Lettres à une inconnue/7

La bibliothèque libre.
(1p. 28-30).
◄  VI.
VIII.   ►

VII

Lady M… m’a annoncé hier au soir que vous alliez vous marier. Cela étant, brûlez mes lettres ; je brûle les vôtres, et adieu. Je vous ai déjà parlé de mes principes. Ils ne me permettent pas de rester en relation avec une dame que j’ai connue demoiselle, avec une veuve que j’ai connue mariée. J’ai remarqué que, l’état civil d’une femme étant changé, les rapports changent aussi, et toujours pour le pire. Bref, à tort ou à raison, je ne puis souffrir que mes amies se marient. Donc, si vous vous mariez, oublions-nous. Je vous en conjure, n’ayez point recours à une de vos échappatoires ordinaires et répondez-moi franchement.

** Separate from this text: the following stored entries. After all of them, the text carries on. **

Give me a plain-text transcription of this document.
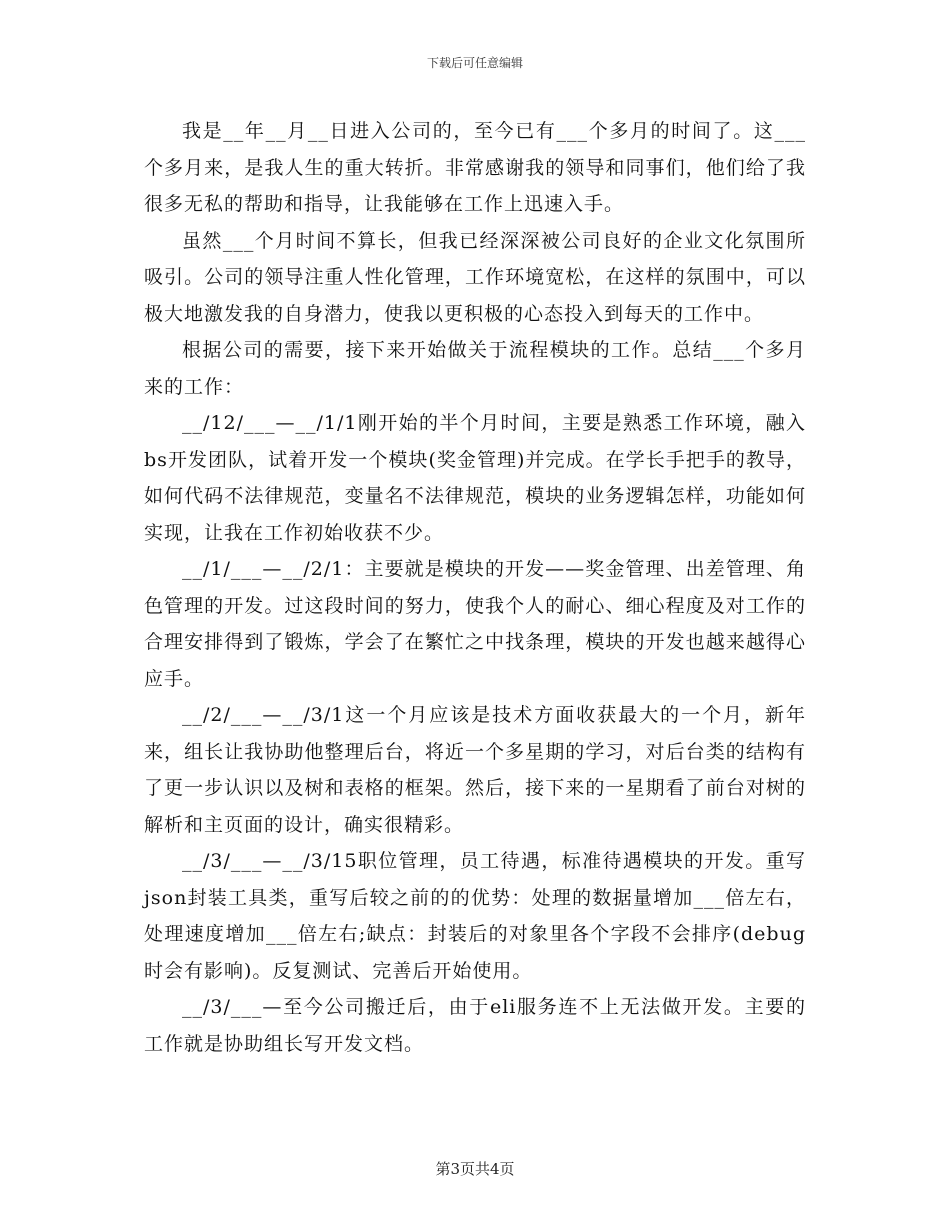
下载后可任意编辑

我是__年__月__日进入公司的，至今已有___个多月的时间了。这___个多月来，是我人生的重大转折。非常感谢我的领导和同事们，他们给了我很多无私的帮助和指导，让我能够在工作上迅速入手。

虽然___个月时间不算长，但我已经深深被公司良好的企业文化氛围所吸引。公司的领导注重人性化管理，工作环境宽松，在这样的氛围中，可以极大地激发我的自身潜力，使我以更积极的心态投入到每天的工作中。

根据公司的需要，接下来开始做关于流程模块的工作。总结___个多月来的工作：

__/12/___—__/1/1刚开始的半个月时间，主要是熟悉工作环境，融入bs开发团队，试着开发一个模块(奖金管理)并完成。在学长手把手的教导，如何代码不法律规范，变量名不法律规范，模块的业务逻辑怎样，功能如何实现，让我在工作初始收获不少。

__/1/___—__/2/1：主要就是模块的开发——奖金管理、出差管理、角色管理的开发。过这段时间的努力，使我个人的耐心、细心程度及对工作的合理安排得到了锻炼，学会了在繁忙之中找条理，模块的开发也越来越得心应手。

__/2/___—__/3/1这一个月应该是技术方面收获最大的一个月，新年来，组长让我协助他整理后台，将近一个多星期的学习，对后台类的结构有了更一步认识以及树和表格的框架。然后，接下来的一星期看了前台对树的解析和主页面的设计，确实很精彩。

__/3/___—__/3/15职位管理，员工待遇，标准待遇模块的开发。重写json封装工具类，重写后较之前的的优势：处理的数据量增加___倍左右，处理速度增加___倍左右;缺点：封装后的对象里各个字段不会排序(debug时会有影响)。反复测试、完善后开始使用。

__/3/___—至今公司搬迁后，由于eli服务连不上无法做开发。主要的工作就是协助组长写开发文档。

第3页共4页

Je vous proteste que, depuis le 28 septembre, je n’ai eu que des contrariétés et des chagrins de toute espèce. Votre mariage était encore dans les fatalités qui devaient tomber sur moi. L’autre nuit, ne pouvant dormir, je repassais dans mon esprit toutes les misères dont j’ai été accablé depuis quinze jours, et je n’y trouvais qu’une seule compensation, qui était votre aimable lettre et la promesse non moins aimable que vous me faisiez d’un schizzo. C’est bien maintenant que j’ai envie de poignarder le soleil, comme disent les Andalous. Mariquita de mi vida (laissez-moi vous appeler ainsi jusqu’à vos noces), j’avais une pierre superbe, bien taillée, brillante, scintillante, admirable sur tous points. Je la croyais un diamant que je n’aurais pas troqué pour celui du Grand Mogol. — Pas du tout ! voilà qu’il se trouve que ce n’est qu’une pierre fausse. Un chimiste de mes amis vient de m’en faire l’analyse. Figurez-vous un peu mon désappointement. J’ai passé bien du temps à penser à ce prétendu diamant et au bonheur de l’avoir trouvé.

Maintenant, il faut que je passe autant de temps (encore plus) à me persuader, que ce n’était qu’une pierre fausse.

Tout cela n’est qu’un apologue. J’ai dîné avant-hier avec le diamant faux et je lui ai fait une mine de chien. Quand je suis en colère, j’ai assez en main la figure de rhétorique appelée ironie, et j’ai fait au diamant un éloge de ses belles qualités le plus ampoulé que j’ai pu et avec un sang-froid bien glacial. Je ne sais, en vérité, pourquoi je vous dis tout cela ! surtout si nous allons nous oublier prochainement. En attendant, je vous aime toujours et je me recommande à vos prières, — angel in thy orisons, etc.

Vendredi prochain, votre dessin partira par un courrier et se trouvera sans doute dimanche à Londres. Vous pourrez l’envoyer réclamer mardi chez M. V…, Pall-Mall.

Excusez la démence de cette lettre, j’ai de tristes affaires en tête.